Et pourtant, ce qui m'a décidée, chers lecteurs, à vous en parler encore au risque de faire voler les assiettes, ce n'est pas la nouvelle salve de rienàvoirisme occasionnée par l'attentat de Barcelone, ni même le spectacle d'une foule criant « Ni terrorisme ni islamophobie », qui fait écrire au journaliste Bernard de la Villardière que « demain, on nous expliquera que c'est la peur de l'islam qui alimente le terrorisme ». Non, ce qui m'enrage, c'est la bronca numérique déclenchée contre Charlie Hebdo après sa Une sur Barcelone – « Islam, religion de paix... éternelle ». Et aussi le fait que, à la courageuse exception de Manuel Valls, presque personne, à gauche, n'ait jugé utile de proclamer son amour de la liberté pour laquelle Charb, Cabu, Tignous et tous les autres sont tombés et que tous juraient, le 11 janvier 2015, de chérir et de protéger.

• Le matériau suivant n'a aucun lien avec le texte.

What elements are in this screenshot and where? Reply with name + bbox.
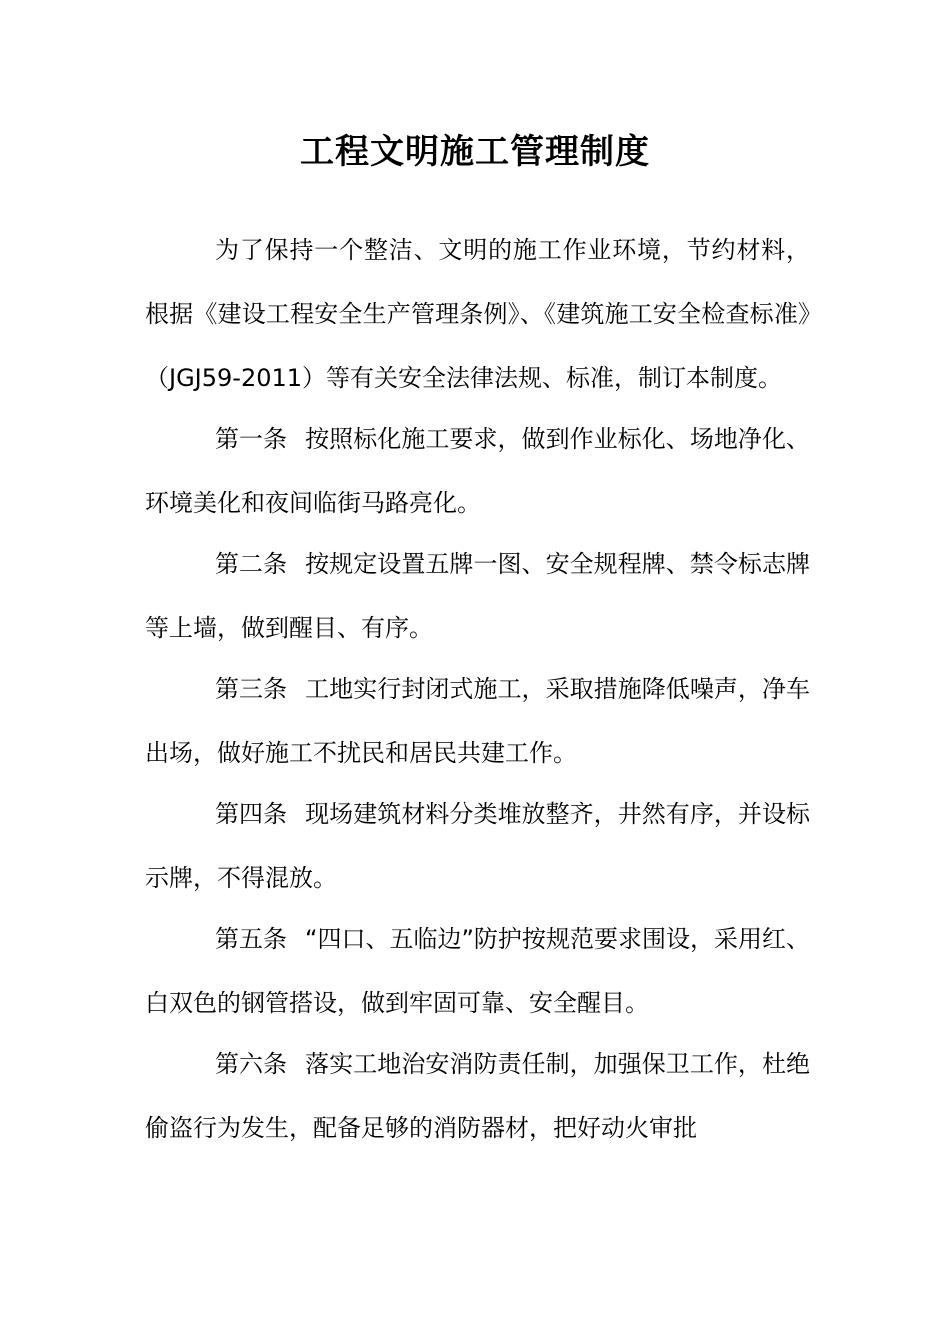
article-label: 第四条 — [215, 800, 288, 828]
document-title: 工程文明施工管理制度 — [300, 132, 650, 172]
article-paragraph — [145, 907, 810, 1035]
document-body — [145, 218, 810, 1157]
article-text: 工地实行封闭式施工，采取措施降低噪声，净车出场，做好施工不扰民和居民共建工作。 — [145, 675, 811, 767]
article-label: 第一条 — [215, 425, 288, 453]
article-text: 按规定设置五牌一图、安全规程牌、禁令标志牌等上墙，做到醒目、有序。 — [145, 550, 811, 642]
article-label: 第二条 — [215, 550, 288, 578]
article-paragraph — [145, 1032, 810, 1160]
article-label: 第五条 — [215, 925, 288, 953]
intro-paragraph: 为了保持一个整洁、文明的施工作业环境，节约材料，根据《建设工程安全生产管理条例》、《建筑施工安全检查标准》（JGJ59-2011）等有关安全法律法规、标准，制订本制度。 — [145, 236, 810, 392]
article-paragraph — [145, 657, 810, 785]
article-label: 第三条 — [215, 675, 288, 703]
article-paragraph — [145, 407, 810, 535]
article-paragraph — [145, 782, 810, 910]
article-text: 按照标化施工要求，做到作业标化、场地净化、环境美化和夜间临街马路亮化。 — [145, 425, 811, 517]
article-text: 现场建筑材料分类堆放整齐，井然有序，并设标示牌，不得混放。 — [145, 800, 811, 892]
article-text: “四口、五临边”防护按规范要求围设，采用红、白双色的钢管搭设，做到牢固可靠、安全醒目。 — [145, 925, 810, 1017]
article-paragraph — [145, 532, 810, 660]
article-label: 第六条 — [215, 1050, 288, 1078]
article-text: 落实工地治安消防责任制，加强保卫工作，杜绝偷盗行为发生，配备足够的消防器材，把好动火审批 — [145, 1050, 811, 1142]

Souvenez-vous. Ils ne nous faisaient pas peur. Notre laïcité et notre droit de critiquer, de blasphémer et de déconner étaient nos biens les plus précieux. La France était le phare mondial de l'humour et de la liberté d'expression. Aujourd'hui, dès que l'on suggère l'existence d'un lien entre les terroristes et la religion dont ils se réclament, dès que l'on relève les expressions concrètes et multiples d'un séparatisme pudibond et sourcilleux, on a le droit, sur les réseaux sociaux, et parfois dans les tribunaux, à un festival de susceptibilité musulmane relayée par les belles âmes antiracistes, qui ne voient de mal que blanc et occidental. Pour cette nouvelle « affaire Charlie », le pompon de la soumission est conjointement attribué au crypto-insoumis Philippe Marlière, qui a fait part de sa « nausée », et à Stéphane Le Foll qui, face à Jean-Jacques Bourdin, s'est empressé de dénoncer « les amalgames très dangereux » et « l'irresponsabilité » des journalistes. Et ta sœur, elle est responsable ?
Riss, le patron de ces irresponsables, refuse de jeter l'éponge en dépit de la dureté de son existence sous surveillance policière. Dans un formidable édito, intitulé « Les autruches en vacances », il observe que « quelque chose a changé depuis le 7 janvier 2015. [...] Un travail de propagande est parvenu à distraire nos esprits et à dissocier ces attentats de toute question religieuse. [...] Curieusement, chaque fois que les intégristes musulmans commettent des crimes, on dresse autour d'eux un cordon sanitaire afin d'épargner à la religion de Mahomet la moindre critique ». Que ce constat soit fait par l'un des survivants du carnage du 7 janvier 2015 devrait obliger, ou a minima inciter, chacun à la décence. On a vu ce qu'il en était. À ce train-là, on dira bientôt « heureux comme en islamiste en France ».